IBM-Cloud / satellite-mvi-lab

Apache License 2.0
3 stars 4 forks source link

Feedback on MVI on Sat README #11

Open lionelmace opened 1 year ago

lionelmace commented 1 year ago

I just started my first MVI installation and wanted to share some feedback.

rhocheck commented 1 year ago

Why this All IAM policy? this does not make sense

It did not work without it. We didn't have the time to try which policy exactly was missing.

lionelmace commented 1 year ago
./sat-deploy.sh env apply -e env_id="${ENV_ID}" -e IBM_ODF_API_KEY="${IBM_ODF_API_KEY}" -e OCP_PULL_SECRET='${OCP_PULL_SECRET}' -v
Extra parameters (0): env_id=xy-mvi5
Extra parameters (1): IBM_ODF_API_KEY=XXXX
Extra parameters (2): OCP_PULL_SECRET=${OCP_PULL_SECRET}
Error: statfs /Users/lionelmace/git/satellite-mvi-lab/data/status/sample: no such file or directory
Error: specify at least one container name or ID to log
Error: accepts 1 arg(s), received 0
  1. Restart the podman machine
    podman machine stop
    podman machine start
lionelmace commented 1 year ago
rhocheck commented 1 year ago

[ ] When saying This step is done by the automation., please be more precise. Does that mean that the script sat-deploy is doing the installation of ODF?
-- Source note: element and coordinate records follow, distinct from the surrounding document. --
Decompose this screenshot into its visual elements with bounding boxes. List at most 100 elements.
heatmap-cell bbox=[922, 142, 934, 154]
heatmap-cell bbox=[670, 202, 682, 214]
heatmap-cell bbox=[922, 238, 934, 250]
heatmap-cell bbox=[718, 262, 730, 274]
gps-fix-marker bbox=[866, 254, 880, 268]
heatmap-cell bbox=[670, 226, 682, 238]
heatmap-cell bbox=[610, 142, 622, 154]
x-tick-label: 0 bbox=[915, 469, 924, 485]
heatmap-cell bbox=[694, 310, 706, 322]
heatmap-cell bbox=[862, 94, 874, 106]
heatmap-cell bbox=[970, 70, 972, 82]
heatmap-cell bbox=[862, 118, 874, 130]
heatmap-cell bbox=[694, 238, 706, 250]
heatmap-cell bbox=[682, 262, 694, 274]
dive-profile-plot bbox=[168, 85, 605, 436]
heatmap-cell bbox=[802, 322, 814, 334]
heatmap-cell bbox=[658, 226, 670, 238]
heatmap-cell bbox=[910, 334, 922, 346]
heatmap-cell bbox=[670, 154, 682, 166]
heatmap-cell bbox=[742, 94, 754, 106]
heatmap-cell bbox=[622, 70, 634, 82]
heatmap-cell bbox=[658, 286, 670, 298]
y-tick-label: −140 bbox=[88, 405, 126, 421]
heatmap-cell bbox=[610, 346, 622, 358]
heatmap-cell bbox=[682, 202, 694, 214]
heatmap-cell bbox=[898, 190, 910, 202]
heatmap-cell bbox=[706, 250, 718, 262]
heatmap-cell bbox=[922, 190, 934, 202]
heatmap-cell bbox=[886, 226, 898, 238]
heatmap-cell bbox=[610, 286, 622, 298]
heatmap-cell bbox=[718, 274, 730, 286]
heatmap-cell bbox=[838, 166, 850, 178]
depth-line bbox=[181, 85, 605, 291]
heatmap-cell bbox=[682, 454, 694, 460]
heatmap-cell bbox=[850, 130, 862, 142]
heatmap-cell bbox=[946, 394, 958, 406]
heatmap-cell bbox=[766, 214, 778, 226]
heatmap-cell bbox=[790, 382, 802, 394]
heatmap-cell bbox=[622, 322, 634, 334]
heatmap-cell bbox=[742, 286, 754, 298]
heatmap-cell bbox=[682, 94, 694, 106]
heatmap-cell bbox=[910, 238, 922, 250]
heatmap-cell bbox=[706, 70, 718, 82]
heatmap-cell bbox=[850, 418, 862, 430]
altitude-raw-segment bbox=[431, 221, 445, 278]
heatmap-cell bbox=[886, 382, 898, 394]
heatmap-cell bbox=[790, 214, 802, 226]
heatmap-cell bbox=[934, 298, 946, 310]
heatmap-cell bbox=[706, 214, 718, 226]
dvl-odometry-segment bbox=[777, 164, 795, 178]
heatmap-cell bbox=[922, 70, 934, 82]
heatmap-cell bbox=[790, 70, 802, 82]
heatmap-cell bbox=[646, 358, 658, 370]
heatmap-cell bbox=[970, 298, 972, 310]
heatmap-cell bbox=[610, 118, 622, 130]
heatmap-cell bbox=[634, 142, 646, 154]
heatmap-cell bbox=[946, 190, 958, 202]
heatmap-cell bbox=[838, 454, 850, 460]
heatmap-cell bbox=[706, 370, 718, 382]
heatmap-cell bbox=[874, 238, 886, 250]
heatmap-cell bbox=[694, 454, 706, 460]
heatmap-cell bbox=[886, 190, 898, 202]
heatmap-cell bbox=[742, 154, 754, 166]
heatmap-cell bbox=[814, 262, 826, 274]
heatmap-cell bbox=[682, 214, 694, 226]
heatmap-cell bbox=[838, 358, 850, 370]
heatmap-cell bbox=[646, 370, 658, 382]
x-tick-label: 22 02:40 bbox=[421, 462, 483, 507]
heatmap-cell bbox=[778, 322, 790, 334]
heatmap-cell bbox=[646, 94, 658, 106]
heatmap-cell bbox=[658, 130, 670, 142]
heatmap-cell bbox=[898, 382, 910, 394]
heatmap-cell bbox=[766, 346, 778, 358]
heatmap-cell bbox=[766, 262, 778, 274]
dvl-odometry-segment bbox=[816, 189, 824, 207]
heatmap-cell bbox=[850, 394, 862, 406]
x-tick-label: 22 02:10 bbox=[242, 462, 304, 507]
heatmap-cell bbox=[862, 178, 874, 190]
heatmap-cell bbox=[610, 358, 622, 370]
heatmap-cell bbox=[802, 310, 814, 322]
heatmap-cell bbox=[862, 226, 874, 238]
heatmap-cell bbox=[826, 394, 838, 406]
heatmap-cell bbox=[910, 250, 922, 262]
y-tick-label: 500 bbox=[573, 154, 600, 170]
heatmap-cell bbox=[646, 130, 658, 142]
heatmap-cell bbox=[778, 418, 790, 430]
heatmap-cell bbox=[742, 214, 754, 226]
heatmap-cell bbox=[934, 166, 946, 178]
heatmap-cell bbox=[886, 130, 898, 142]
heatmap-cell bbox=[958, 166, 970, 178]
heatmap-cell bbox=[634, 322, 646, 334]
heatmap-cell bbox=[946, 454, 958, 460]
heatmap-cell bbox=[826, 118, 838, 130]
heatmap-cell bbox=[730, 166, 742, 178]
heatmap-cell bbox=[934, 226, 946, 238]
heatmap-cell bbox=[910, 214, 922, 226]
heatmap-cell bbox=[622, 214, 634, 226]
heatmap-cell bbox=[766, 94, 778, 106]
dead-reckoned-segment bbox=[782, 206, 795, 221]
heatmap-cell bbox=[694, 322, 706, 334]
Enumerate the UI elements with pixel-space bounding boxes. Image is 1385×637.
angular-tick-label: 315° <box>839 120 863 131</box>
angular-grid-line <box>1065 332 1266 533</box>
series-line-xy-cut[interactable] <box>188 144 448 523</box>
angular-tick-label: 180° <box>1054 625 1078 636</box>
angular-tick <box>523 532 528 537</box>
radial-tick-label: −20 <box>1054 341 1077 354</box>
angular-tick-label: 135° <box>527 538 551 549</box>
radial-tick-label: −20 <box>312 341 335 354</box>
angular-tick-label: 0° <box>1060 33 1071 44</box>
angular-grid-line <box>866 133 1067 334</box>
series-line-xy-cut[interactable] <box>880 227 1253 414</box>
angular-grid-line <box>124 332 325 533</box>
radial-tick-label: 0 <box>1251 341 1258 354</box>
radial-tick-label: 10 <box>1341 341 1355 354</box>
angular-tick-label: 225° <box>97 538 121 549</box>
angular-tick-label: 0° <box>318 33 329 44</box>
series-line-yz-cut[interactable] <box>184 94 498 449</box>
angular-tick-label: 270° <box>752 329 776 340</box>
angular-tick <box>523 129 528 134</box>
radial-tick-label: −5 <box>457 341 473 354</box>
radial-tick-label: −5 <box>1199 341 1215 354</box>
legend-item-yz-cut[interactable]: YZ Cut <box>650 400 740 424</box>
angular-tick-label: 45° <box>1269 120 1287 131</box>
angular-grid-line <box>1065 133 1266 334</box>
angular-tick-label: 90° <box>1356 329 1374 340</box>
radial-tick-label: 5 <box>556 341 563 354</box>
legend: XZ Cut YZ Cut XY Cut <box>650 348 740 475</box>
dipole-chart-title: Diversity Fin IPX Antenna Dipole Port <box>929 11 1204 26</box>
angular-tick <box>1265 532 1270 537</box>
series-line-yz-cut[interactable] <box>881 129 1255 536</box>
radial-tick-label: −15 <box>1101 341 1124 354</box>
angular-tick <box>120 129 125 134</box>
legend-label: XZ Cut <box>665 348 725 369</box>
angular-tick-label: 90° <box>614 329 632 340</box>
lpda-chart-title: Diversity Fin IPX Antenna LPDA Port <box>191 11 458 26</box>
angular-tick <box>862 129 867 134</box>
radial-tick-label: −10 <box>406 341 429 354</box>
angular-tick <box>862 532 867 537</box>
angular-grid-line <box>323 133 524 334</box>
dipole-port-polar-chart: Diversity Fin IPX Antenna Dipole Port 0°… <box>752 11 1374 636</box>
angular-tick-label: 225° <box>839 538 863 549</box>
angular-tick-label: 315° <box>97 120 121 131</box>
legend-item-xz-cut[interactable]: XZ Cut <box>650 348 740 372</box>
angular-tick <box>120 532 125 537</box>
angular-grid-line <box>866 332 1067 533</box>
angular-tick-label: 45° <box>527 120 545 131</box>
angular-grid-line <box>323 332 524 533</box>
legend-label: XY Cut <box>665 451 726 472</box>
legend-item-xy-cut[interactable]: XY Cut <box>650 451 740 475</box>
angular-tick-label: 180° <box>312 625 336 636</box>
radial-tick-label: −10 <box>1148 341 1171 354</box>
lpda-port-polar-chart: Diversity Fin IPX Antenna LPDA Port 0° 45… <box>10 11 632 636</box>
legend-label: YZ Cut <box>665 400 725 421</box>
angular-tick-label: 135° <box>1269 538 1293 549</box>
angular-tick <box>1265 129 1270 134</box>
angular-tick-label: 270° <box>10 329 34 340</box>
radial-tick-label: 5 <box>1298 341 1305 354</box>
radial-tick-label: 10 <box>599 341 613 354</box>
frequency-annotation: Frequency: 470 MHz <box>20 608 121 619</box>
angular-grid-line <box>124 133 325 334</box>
That means that the script sat-deploy launches a container and an ansible role installs ODF. The framework is described in detail on the referenced project: https://ibm.github.io/cloud-pak-deployer/

lionelmace commented 1 year ago

@rhocheck I put myself in the shoes of someone that is not aware of what Cloud Pak Deployer is doing. Step 4 and 5 could be merged in Step 3 which would have a brief introduction that look like the following: This step will automate the installation of Satellite, OpenShift Cluster, ODF (OpenShift Data Foundation) and OpenShift Registry.

lionelmace commented 1 year ago
Error: [ERROR] Instance (02d7_09e9a14e-80de-4934-8c54-200a8a5ecb88) went into failed state during the operation 
 ([
    {
        "code": "cannot_start_capacity",
        "message": "Can't start instance because resource capacity is unavailable.",
        "more_info": "https://cloud.ibm.com/docs/vpc?topic=vpc-instance-status-messages#cannot-start-capacity"
    }
]) 
 [WARNING] Running terraform apply again will remove the tainted instance and attempt to create the instance again replacing the previous configuration

  with ibm_is_instance.xy_mvi5_gpu,
  on sat_host_xy-mvi5-gpu.tf line 29, in resource "ibm_is_instance" "xy_mvi5_gpu":
  29: resource "ibm_is_instance" "xy_mvi5_gpu" {

Solution

  1. Edit the file data/config/sample/config/sat-ibm-cloud-roks.yaml
  2. Replace the zone 3 by zone 2 in the subnet line
    - name: {{ env_id }}-gpu
    flavour: gpu
    sat_zone_idx: 3
    infrastructure:
    image: {{ env_id }}-rhcos410
    subnet: {{ env_id }}-subnet-zone-2
    bastion_host: {{ env_id }}-bastion
    keys:
    - "{{ env_id }}-provision"
rhocheck commented 1 year ago

@rhocheck I put myself in the shoes of someone that is not aware of what Cloud Pak Deployer is doing. Step 4 and 5 could be merged in Step 3 which would have a brief introduction that look like the following: This step will automate the installation of Satellite, OpenShift Cluster, ODF (OpenShift Data Foundation) and OpenShift Registry.

The whole idea of this lab is to get familiar with deployment automation. Before participants start doing anythig we would talk about this.

rhocheck commented 1 year ago

step 4 and step 5 are essential tasks when deploying IBM Cloud Satellite. We have automated those tasks because a million things can go wrong which are hard to correct. Nevertheless is it very important to understand what has beed done under the hood.